Of course, an even more surprising development to local readers came shortly after the Times moved from afternoon publication to give Seattle two morning newspapers—the P-I began blowing its own horn. The newspaper expanded its previous promotional focus of touting Pulitzer Prize-winning cartoonist David Horsey with advertisements spotlighting numerous members of the P-I staff. Oglesby loves the campaign.
"Promotion is important to a newspaper and it's important for the P-I to have a promotional presence in the market right now," he says. "[We want] to let people know we're still here and strong and shouldn't be forgotten in the rush of curiosity" over the Times' switch to morning publication.
OGLESBY'S HIRING HAS proven popular in the newsroom. Oglesby is a relatively young (51) newspaper executive who left a high-profile job (president of the LA Times' Orange County edition) to take the reins of the P-I; observers see his appointment as a sign that the Hearst Corporation is dedicated to keeping its Seattle paper up and running.

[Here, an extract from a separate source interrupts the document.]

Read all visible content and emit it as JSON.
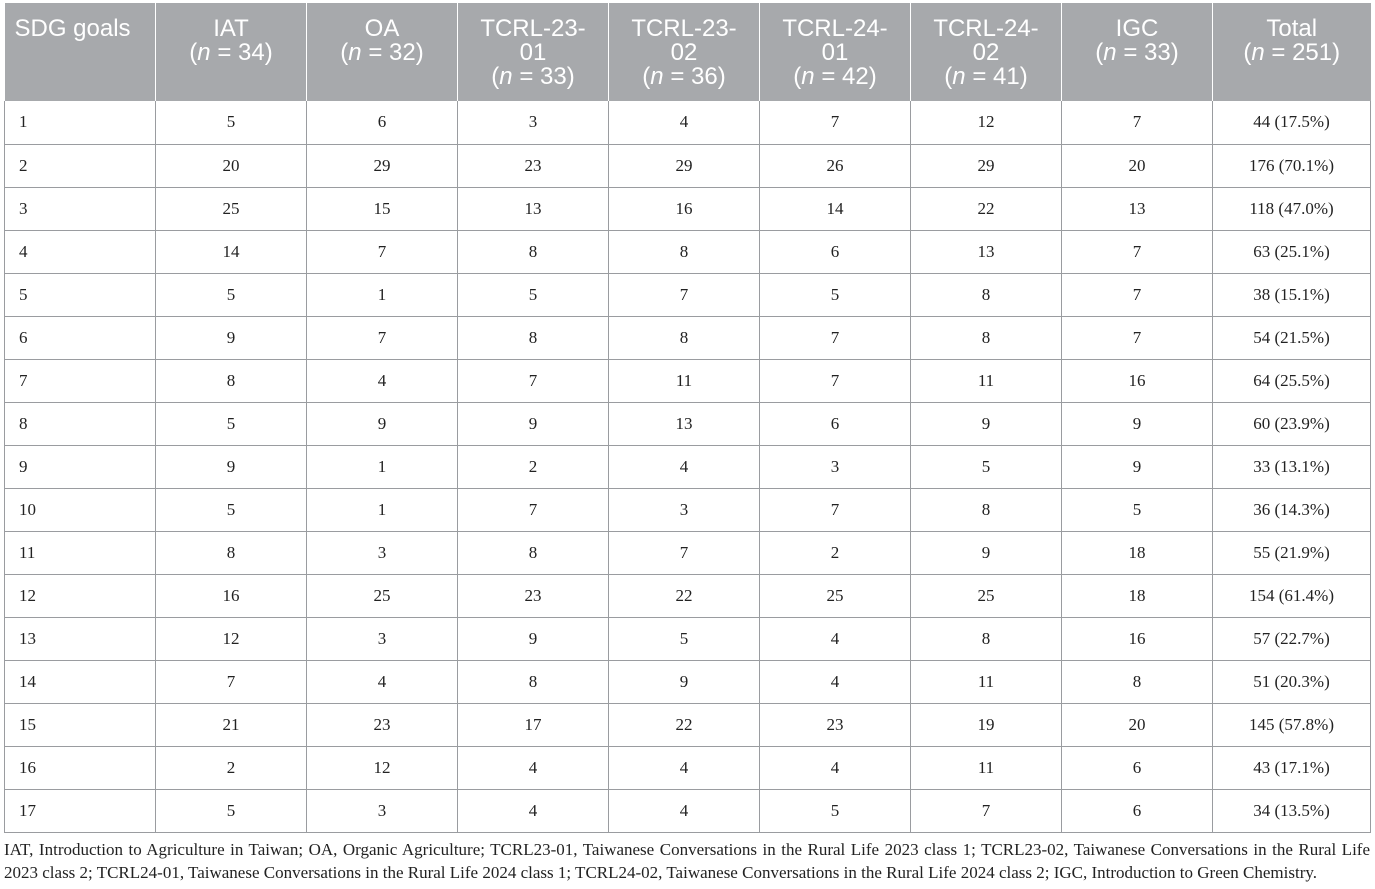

Last year, when the parties amended the JOA to allow the Times to publish in the mornings, some initially suspected that the concessions granted Hearst could make folding the P-I a financially attractive option.

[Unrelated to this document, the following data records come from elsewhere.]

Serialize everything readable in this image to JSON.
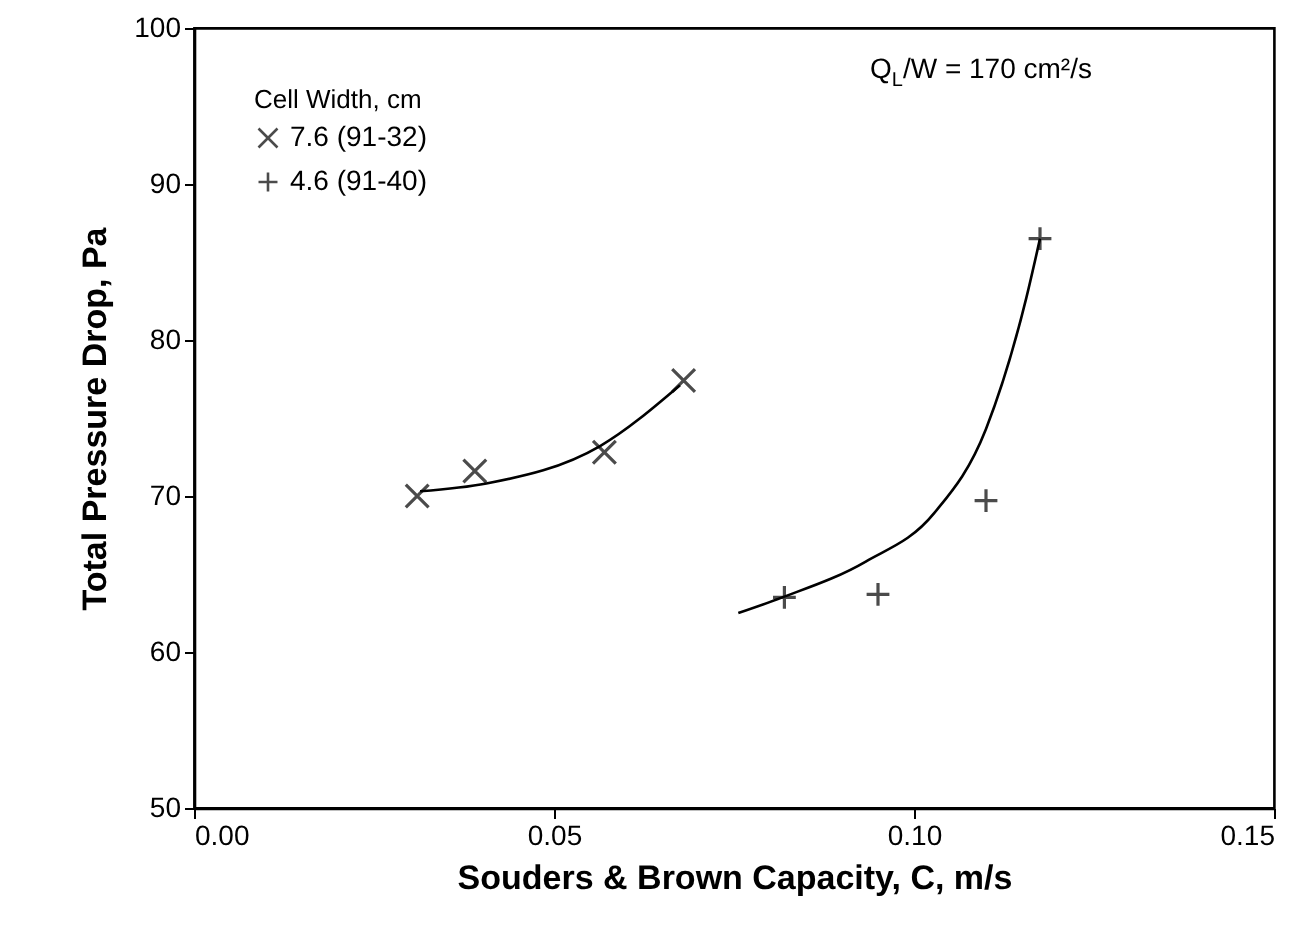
{
  "chart_data": {
    "type": "scatter",
    "xlabel": "Souders & Brown Capacity, C, m/s",
    "ylabel": "Total Pressure Drop, Pa",
    "legend_title": "Cell Width, cm",
    "legend": "top left",
    "annotations": [
      "Q$_{L}$/W = 170 cm²/s"
    ],
    "xlim": [
      0,
      0.15
    ],
    "xticks": [
      {
        "value": 0,
        "label": "0.00"
      },
      0.05,
      {
        "value": 0.1,
        "label": "0.10"
      },
      0.15
    ],
    "ylim": [
      50,
      100
    ],
    "yticks": [
      50,
      60,
      70,
      80,
      90,
      100
    ],
    "grid": false,
    "series": [
      {
        "name": "7.6 (91-32)",
        "type": "scatter",
        "marker": "x",
        "color": "#000000",
        "x": [
          0.031,
          0.039,
          0.057,
          0.068
        ],
        "values": [
          70,
          71.6,
          72.8,
          77.4
        ]
      },
      {
        "name": "4.6 (91-40)",
        "type": "scatter",
        "marker": "cross",
        "color": "#000000",
        "x": [
          0.082,
          0.095,
          0.11,
          0.1175
        ],
        "values": [
          63.5,
          63.7,
          69.7,
          86.5
        ]
      },
      {
        "type": "line",
        "color": "#000000",
        "x": [
          0.0314,
          0.0406,
          0.0564,
          0.0675
        ],
        "values": [
          70.3,
          70.8,
          73.2,
          77.1
        ]
      },
      {
        "type": "line",
        "color": "#000000",
        "x": [
          0.0756,
          0.0817,
          0.0933,
          0.1028,
          0.11,
          0.1156,
          0.1175
        ],
        "values": [
          62.5,
          63.5,
          65.8,
          68.9,
          74.3,
          82.7,
          86.5
        ]
      }
    ]
  }
}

Also, as the P-I employs only journalists (advertising, circulation, and production functions are performed by the Times), the new publisher's credentials as a former reporter and editor naturally endeared him to his new employees. Oglesby attended law school while working as a copy editor for the San Francisco Examiner, and his r鳵m頩ncludes a stint in private law practice and four years as a corporate attorney for Times-Mirror.
In person, the new P-I boss comes off as a pleasant and remarkably politic man. Oglesby sang the praises of competition, saying Seattle newspaper readers will benefit as the Times and P-I compete head-to-head in the morning market. "I think you'll see two very good newspapers get better and sharper," he says.
He likens the Seattle market to his former situation in Orange County, where the LA Times' Orange County edition battled the more established Orange County Register. Competition simply makes for better newspapers, he says. "You will see some of the best local journalism being produced anywhere in the country in Orange County."
It's still a little early to gauge the effects of the Times' switch to morning publication. Recently released circulation figures showed single-digit declines for both papers, but the six-month survey included only the first month of dual morning operations.
While he promises continued improvement at the P-I, Oglesby was quick to clarify a comment printed in his own paper after he accepted the job here. In it, he said the best way for the P-I to increase its circulation is to be "a compelling newspaper." He wasn't speaking in future tense, he notes. "I think this is a compelling newspaper."